Di saat yang sama, kemenangan Taliban ini menyisakan residu bagi umat Islam Indonesia. Residu dimaknai sebagai sisa atau ampas yang tidak berguna dan harus dibuang. Residu kemenangan Taliban itu setidaknya ada tiga, yakni euforia, glorifikasi dan provokasi.

Pertama, euforia yakni perasaan senang dan simpati berlebihan atas peristiwa atau keadaan tertentu. Dalam konteks kemenangan Taliban, euforia itu mewujud pada optimisme berlebihan sebagian muslim Indonesia yang meyakini Taliban akan membawa kejayaan Islam. Euforia ini rawan menimbulkan perasaan atau keinginan untuk meniru apa yang dilakukan Taliban. Yakni melakukan perjuangan dengan kekerasan dan teror untuk merebut pemerintahan yang sah.

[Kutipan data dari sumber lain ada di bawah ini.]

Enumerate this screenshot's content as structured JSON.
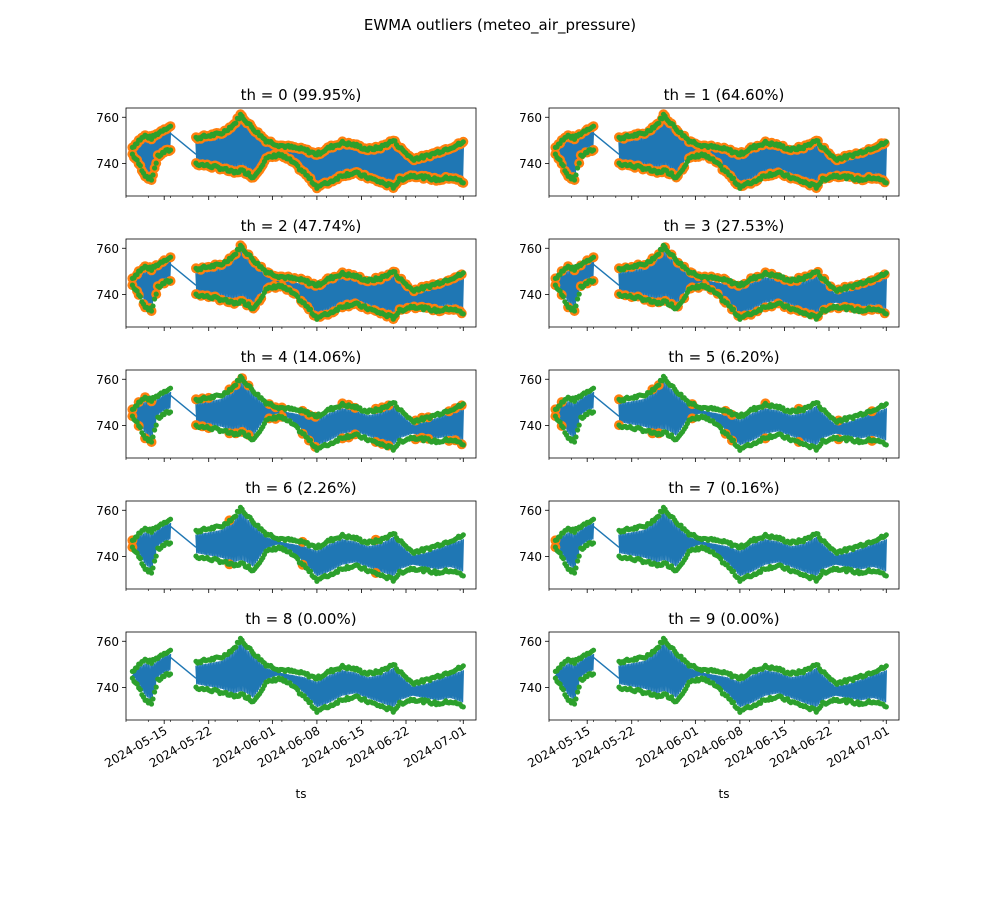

Kedua, glorifikasi yakni memuliakan individu atau kelompok secara berlebihan. Dalam konteks kemenangan Taliban, glorifikasi itu tampak pada sikap sebagian umat Islam yang menganggap Taliban sebagai pahlawan bagi rakyat Afganistan. Glorifikasi ini nyatanya berkebalikan dengan kondisi di Afganistan. Pasca kejatuhan Kabul, ribuan rakyat Afganistan menyerbu bandara untuk melarikan diri ke luar negeri. Itu menjadi bukti bahwa sebagian masyarakat Afganistan justru merasa terancam atas kemenangan Taliban.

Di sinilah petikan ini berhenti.